Exercise-induced bronchoconstriction occurs in 80 to 90 percent of children with asthma and can interfere with activities important for social and physical development. Current recommendations for prevention of exercise-induced bronchoconstriction include administration of short-acting beta2-adrenergic agonists or cromolyn before exercise. Montelukast, a leukotriene receptor antagonist, increases ciliary activity and decreases mucus secretion, venopermeability and eosinophil migration into airways mucosa. Kemp and associates conducted a randomized, double-blind, placebo-controlled crossover study of the effects of montelukast on exercise-induced bronchoconstriction in children with asthma.
The 25 children in the study ranged in age from six to 14 years. They received either montelukast (given in a 5-mg chewable tablet) or placebo once daily in the evening for two days before the exercise challenge. A standardized treadmill exercise challenge was performed approximately 20 to 24 hours after the second dose. Spirometry measurements were obtained 20 and five minutes before the exercise challenge and then at five, 10, 15, 30, 45, 60 and, if necessary, 75 and 90 minutes after exercise.
When compared with placebo, montelukast was associated with a significant reduction in the maximum percentage of fall in the forced expiratory volume in one second (FEV1). Moreover, the time until recovery was shorter following administration of montelukast, although the difference between montelukast and placebo did not reach statistical significance. Fourteen adverse clinical events were noted (eight in the placebo treatment period and six in the montelukast treatment period). All of them were transient and self-limited.
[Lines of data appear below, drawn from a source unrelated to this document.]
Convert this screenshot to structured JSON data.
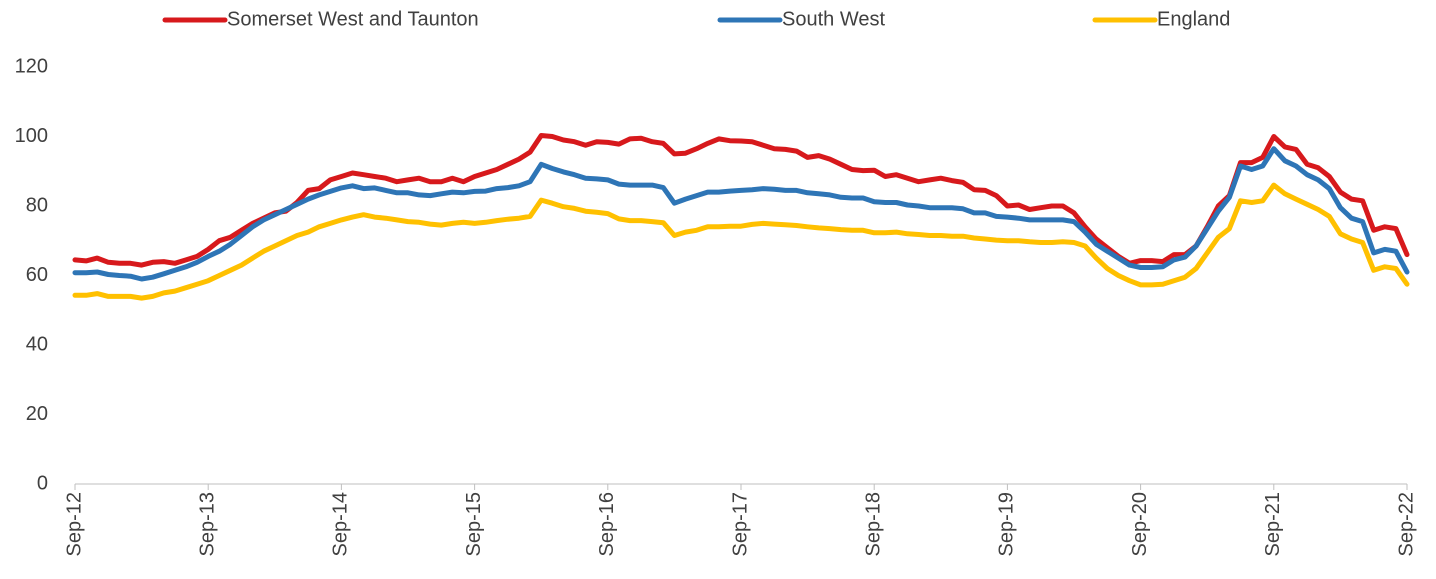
{
  "chart_data": {
    "type": "line",
    "categories": [
      "Sep-12",
      null,
      null,
      null,
      null,
      null,
      null,
      null,
      null,
      null,
      null,
      null,
      "Sep-13",
      null,
      null,
      null,
      null,
      null,
      null,
      null,
      null,
      null,
      null,
      null,
      "Sep-14",
      null,
      null,
      null,
      null,
      null,
      null,
      null,
      null,
      null,
      null,
      null,
      "Sep-15",
      null,
      null,
      null,
      null,
      null,
      null,
      null,
      null,
      null,
      null,
      null,
      "Sep-16",
      null,
      null,
      null,
      null,
      null,
      null,
      null,
      null,
      null,
      null,
      null,
      "Sep-17",
      null,
      null,
      null,
      null,
      null,
      null,
      null,
      null,
      null,
      null,
      null,
      "Sep-18",
      null,
      null,
      null,
      null,
      null,
      null,
      null,
      null,
      null,
      null,
      null,
      "Sep-19",
      null,
      null,
      null,
      null,
      null,
      null,
      null,
      null,
      null,
      null,
      null,
      "Sep-20",
      null,
      null,
      null,
      null,
      null,
      null,
      null,
      null,
      null,
      null,
      null,
      "Sep-21",
      null,
      null,
      null,
      null,
      null,
      null,
      null,
      null,
      null,
      null,
      null,
      "Sep-22"
    ],
    "series": [
      {
        "name": "Somerset West and Taunton",
        "color": "#d7191c",
        "values": [
          64.5,
          64.2,
          65,
          63.8,
          63.5,
          63.5,
          63,
          63.8,
          64,
          63.5,
          64.5,
          65.5,
          67.5,
          70,
          71,
          73,
          75,
          76.5,
          78,
          78.5,
          81,
          84.5,
          85,
          87.5,
          88.5,
          89.5,
          89,
          88.5,
          88,
          87,
          87.5,
          88,
          87,
          87,
          88,
          87,
          88.5,
          89.5,
          90.5,
          92,
          93.5,
          95.5,
          100.3,
          100,
          99,
          98.5,
          97.5,
          98.5,
          98.3,
          97.8,
          99.3,
          99.5,
          98.5,
          98,
          95,
          95.2,
          96.5,
          98,
          99.3,
          98.8,
          98.7,
          98.5,
          97.5,
          96.5,
          96.3,
          95.8,
          94,
          94.5,
          93.5,
          92,
          90.5,
          90.2,
          90.3,
          88.5,
          89,
          88,
          87,
          87.5,
          88,
          87.3,
          86.8,
          84.7,
          84.5,
          83,
          80,
          80.3,
          79,
          79.5,
          80,
          80,
          78,
          74,
          70.5,
          68,
          65.5,
          63.5,
          64.3,
          64.3,
          64,
          66,
          66,
          68.5,
          74,
          80,
          83,
          92.5,
          92.5,
          94,
          100,
          97,
          96.3,
          92,
          91,
          88.5,
          84,
          82,
          81.5,
          73,
          74,
          73.5,
          66
        ]
      },
      {
        "name": "South West",
        "color": "#2e75b6",
        "values": [
          60.8,
          60.8,
          61,
          60.3,
          60,
          59.8,
          59,
          59.5,
          60.5,
          61.5,
          62.5,
          63.8,
          65.5,
          67,
          69,
          71.5,
          74,
          76,
          77.5,
          79,
          80.5,
          82,
          83.2,
          84.2,
          85.2,
          85.8,
          85,
          85.2,
          84.5,
          83.8,
          83.8,
          83.2,
          83,
          83.5,
          84,
          83.8,
          84.2,
          84.3,
          85,
          85.3,
          85.8,
          87,
          92,
          90.8,
          89.8,
          89,
          88,
          87.8,
          87.5,
          86.3,
          86,
          86,
          86,
          85.3,
          80.8,
          82,
          83,
          84,
          84,
          84.3,
          84.5,
          84.7,
          85,
          84.8,
          84.5,
          84.5,
          83.8,
          83.5,
          83.2,
          82.5,
          82.3,
          82.3,
          81.2,
          81,
          81,
          80.3,
          80,
          79.5,
          79.5,
          79.5,
          79.2,
          78,
          78,
          77,
          76.8,
          76.5,
          76,
          76,
          76,
          76,
          75.5,
          72.5,
          69,
          67,
          65,
          63,
          62.3,
          62.3,
          62.5,
          64.5,
          65.3,
          68.5,
          73.5,
          78.5,
          82.5,
          91.5,
          90.5,
          91.5,
          96.5,
          93,
          91.5,
          89,
          87.5,
          85,
          79.5,
          76.5,
          75.5,
          66.5,
          67.5,
          67,
          61
        ]
      },
      {
        "name": "England",
        "color": "#ffc000",
        "values": [
          54.3,
          54.3,
          54.8,
          54,
          54,
          54,
          53.5,
          54,
          55,
          55.5,
          56.5,
          57.5,
          58.5,
          60,
          61.5,
          63,
          65,
          67,
          68.5,
          70,
          71.5,
          72.5,
          74,
          75,
          76,
          76.8,
          77.5,
          76.8,
          76.5,
          76,
          75.5,
          75.3,
          74.8,
          74.5,
          75,
          75.3,
          75,
          75.3,
          75.8,
          76.2,
          76.5,
          77,
          81.7,
          80.8,
          79.8,
          79.3,
          78.5,
          78.2,
          77.8,
          76.3,
          75.8,
          75.8,
          75.5,
          75.2,
          71.5,
          72.5,
          73,
          74,
          74,
          74.2,
          74.2,
          74.7,
          75,
          74.8,
          74.6,
          74.4,
          74,
          73.7,
          73.5,
          73.2,
          73,
          73,
          72.3,
          72.3,
          72.5,
          72,
          71.8,
          71.5,
          71.5,
          71.3,
          71.3,
          70.8,
          70.5,
          70.2,
          70,
          70,
          69.7,
          69.5,
          69.5,
          69.7,
          69.5,
          68.5,
          65,
          62,
          60,
          58.5,
          57.3,
          57.3,
          57.5,
          58.5,
          59.5,
          62,
          66.5,
          71,
          73.5,
          81.5,
          81,
          81.5,
          86,
          83.5,
          82,
          80.5,
          79,
          77,
          72,
          70.5,
          69.5,
          61.5,
          62.5,
          62,
          57.5
        ]
      }
    ],
    "ylim": [
      0,
      120
    ],
    "yticks": [
      0,
      20,
      40,
      60,
      80,
      100,
      120
    ],
    "grid": false,
    "legend": "top"
  }
}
The authors conclude that montelukast protects against exercise-induced bronchoconstriction throughout the course of a once-daily dosing interval. This therapeutic effect has also been documented in adults during a 12-week treatment period. Montelukast did not, however, provide complete protection against exercise-induced bronchoconstriction in the children studied, as has been reported in previous studies of albuterol and salmeterol. Continuous use of the latter medications has been associated with tolerance. Cromolyn and nedocromil have also demonstrated protection against exercise-induced bronchoconstriction when either agent is administered 15 to 30 minutes before exercise. Beclomethasone has also been shown to provide protection against mild exercise-induced bronchoconstriction in children after one and two months of therapy, but tolerance to the protective effect also developed after three months of therapy.